We begin our lives with an innate and necessary curiosity. Children are prolific in their question-asking. But sometime between childhood and adulthood, the questioning gets stifled by instruction. The biggest influencers in our lives – our parents, siblings, teachers – tell us exactly how to do things. When we push back and ask why, we’re told that’s just the way it is. Eventually, we stop asking and start following. By the time we become adults and join the workforce, it’s not that we don’t have questions but rather that we no longer have the gumption to ask them. This is fear at its finest and most destructive.

The fear of asking questions manifests in many ways:

  • Fear of revealing that you don’t know the answer yourself
  • Fear of slowing down the process
  • Fear of being perceived as not going with the flow
  • Fear of confrontation for calling out inconsistent views

Great marketers get over their fear of asking questions in general and bust out of the corporate culture that tells them they shouldn’t ask. Before setting out to tackle a problem, they pause and challenge themselves: “Are we asking the right tough questions?”

Beyond gathering information, great questions:

  • Inject energy,
  • Inspire better approaches,
  • Build rapport and trust,
  • Create clarity, and
  • Challenge assumptions.

But it’s not just about asking any old questions. It’s about asking the right questions.

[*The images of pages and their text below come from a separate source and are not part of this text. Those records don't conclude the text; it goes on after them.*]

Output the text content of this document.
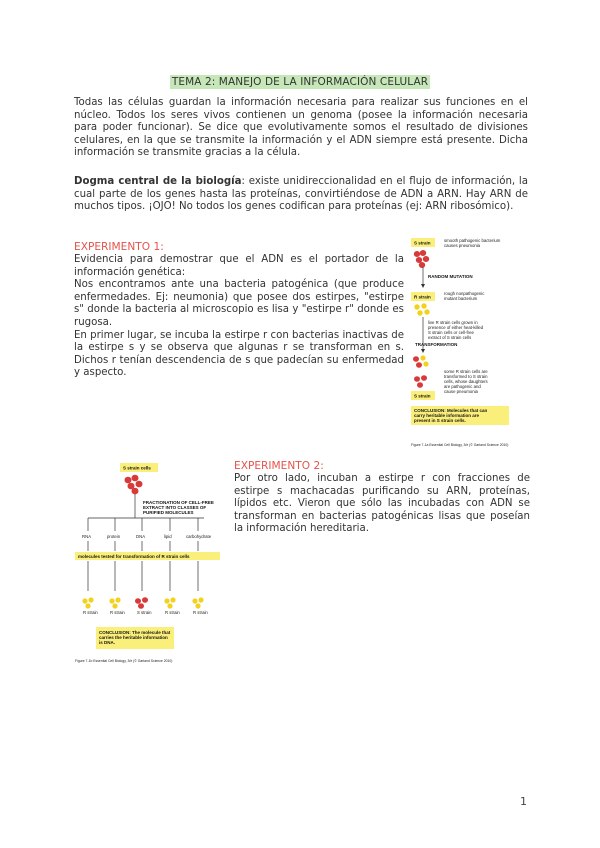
TEMA 2: MANEJO DE LA INFORMACIÓN CELULAR

Todas las células guardan la información necesaria para realizar sus funciones en el núcleo. Todos los seres vivos contienen un genoma (posee la información necesaria para poder funcionar). Se dice que evolutivamente somos el resultado de divisiones celulares, en la que se transmite la información y el ADN siempre está presente. Dicha información se transmite gracias a la célula.

Dogma central de la biología: existe unidireccionalidad en el flujo de información, la cual parte de los genes hasta las proteínas, convirtiéndose de ADN a ARN. Hay ARN de muchos tipos. ¡OJO! No todos los genes codifican para proteínas (ej: ARN ribosómico).

EXPERIMENTO 1:

Evidencia para demostrar que el ADN es el portador de la información genética:

Nos encontramos ante una bacteria patogénica (que produce enfermedades. Ej: neumonia) que posee dos estirpes, "estirpe s" donde la bacteria al microscopio es lisa y "estirpe r" donde es rugosa.

En primer lugar, se incuba la estirpe r con bacterias inactivas de la estirpe s y se observa que algunas r se transforman en s. Dichos r tenían descendencia de s que padecían su enfermedad y aspecto.

S strain	smooth pathogenic bacterium
causes pneumonia
RANDOM MUTATION
R strain
rough nonpathogenic
mutant bacterium
live R strain cells grown in
presence of either heat-killed
S strain cells or cell-free
extract of S strain cells
TRANSFORMATION
S strain
some R strain cells are
transformed to S strain
cells, whose daughters
are pathogenic and
cause pneumonia
CONCLUSION: Molecules that can
carry heritable information are
present in S strain cells.
Figure 7-1a Essential Cell Biology, 3/e (© Garland Science 2010)
S strain cells
FRACTIONATION OF CELL-FREE
EXTRACT INTO CLASSES OF
PURIFIED MOLECULES
RNA	protein	DNA	lipid	carbohydrate
molecules tested for transformation of R strain cells
R strain	R strain	S strain	R strain	R strain
CONCLUSION: The molecule that
carries the heritable information
is DNA.
Figure 7-1b Essential Cell Biology, 3/e (© Garland Science 2010)
EXPERIMENTO 2:

Por otro lado, incuban a estirpe r con fracciones de estirpe s machacadas purificando su ARN, proteínas, lípidos etc. Vieron que sólo las incubadas con ADN se transforman en bacterias patogénicas lisas que poseían la información hereditaria.

1
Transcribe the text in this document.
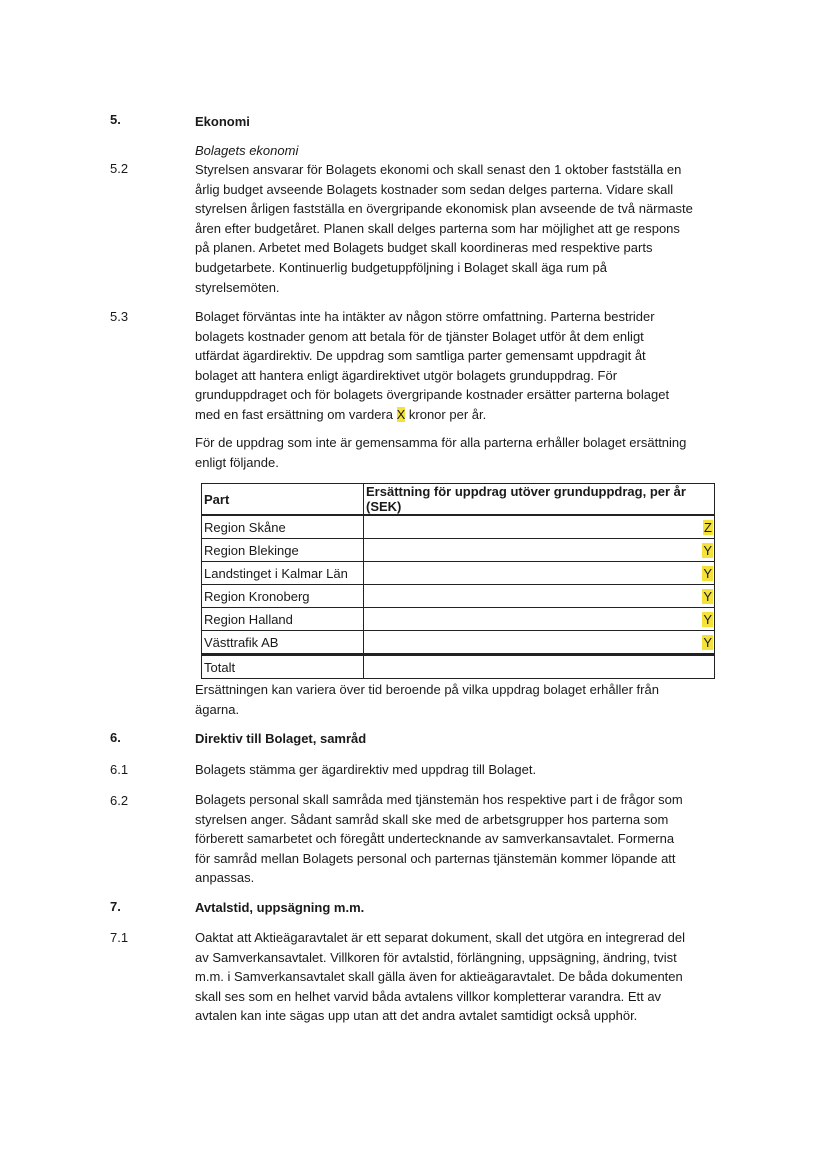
5.	Ekonomi
Bolagets ekonomi
5.2	Styrelsen ansvarar för Bolagets ekonomi och skall senast den 1 oktober fastställa en
årlig budget avseende Bolagets kostnader som sedan delges parterna. Vidare skall
styrelsen årligen fastställa en övergripande ekonomisk plan avseende de två närmaste
åren efter budgetåret. Planen skall delges parterna som har möjlighet att ge respons
på planen. Arbetet med Bolagets budget skall koordineras med respektive parts
budgetarbete. Kontinuerlig budgetuppföljning i Bolaget skall äga rum på
styrelsemöten.
5.3	Bolaget förväntas inte ha intäkter av någon större omfattning. Parterna bestrider
bolagets kostnader genom att betala för de tjänster Bolaget utför åt dem enligt
utfärdat ägardirektiv. De uppdrag som samtliga parter gemensamt uppdragit åt
bolaget att hantera enligt ägardirektivet utgör bolagets grunduppdrag. För
grunduppdraget och för bolagets övergripande kostnader ersätter parterna bolaget
med en fast ersättning om vardera X kronor per år.
För de uppdrag som inte är gemensamma för alla parterna erhåller bolaget ersättning
enligt följande.
Part	Ersättning för uppdrag utöver grunduppdrag, per år (SEK)
Region Skåne	Z
Region Blekinge	Y
Landstinget i Kalmar Län	Y
Region Kronoberg	Y
Region Halland	Y
Västtrafik AB	Y
Totalt	
Ersättningen kan variera över tid beroende på vilka uppdrag bolaget erhåller från
ägarna.
6.	Direktiv till Bolaget, samråd
6.1	Bolagets stämma ger ägardirektiv med uppdrag till Bolaget.
6.2	Bolagets personal skall samråda med tjänstemän hos respektive part i de frågor som
styrelsen anger. Sådant samråd skall ske med de arbetsgrupper hos parterna som
förberett samarbetet och föregått undertecknande av samverkansavtalet. Formerna
för samråd mellan Bolagets personal och parternas tjänstemän kommer löpande att
anpassas.
7.	Avtalstid, uppsägning m.m.
7.1	Oaktat att Aktieägaravtalet är ett separat dokument, skall det utgöra en integrerad del
av Samverkansavtalet. Villkoren för avtalstid, förlängning, uppsägning, ändring, tvist
m.m. i Samverkansavtalet skall gälla även for aktieägaravtalet. De båda dokumenten
skall ses som en helhet varvid båda avtalens villkor kompletterar varandra. Ett av
avtalen kan inte sägas upp utan att det andra avtalet samtidigt också upphör.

While fear is the reason we don’t ask enough questions, bias is often the reason we don’t ask the right ones. So often, we’re attached to our own point of view and we focus on proving it. This usually happens with the absolute best of intentions. We think we are right and we are doing our colleagues a favour. Or, we’re saving the larger group some time by providing the answer rather than letting them find it. Or, we’ve been thinking about our point of view for so long that we have confidence – it feels right.

The right questions are business-changing questions. By definition, they suggest that change is required, that we may not be doing things right today. And that suggestion can be a political minefield.

The tough business-changing questions cut through politics, bias, and discomfort to clarify the problem, force choices, and drive action. You won’t find business-changing questions in consumer surveys or pinging off the walls in a focus group room. They don’t linger in the hallways waiting to be discovered. They’re not overheard around the water cooler.

Business-changing questions come from the marketers and leaders who truly want to change the business. They ask the right tough questions.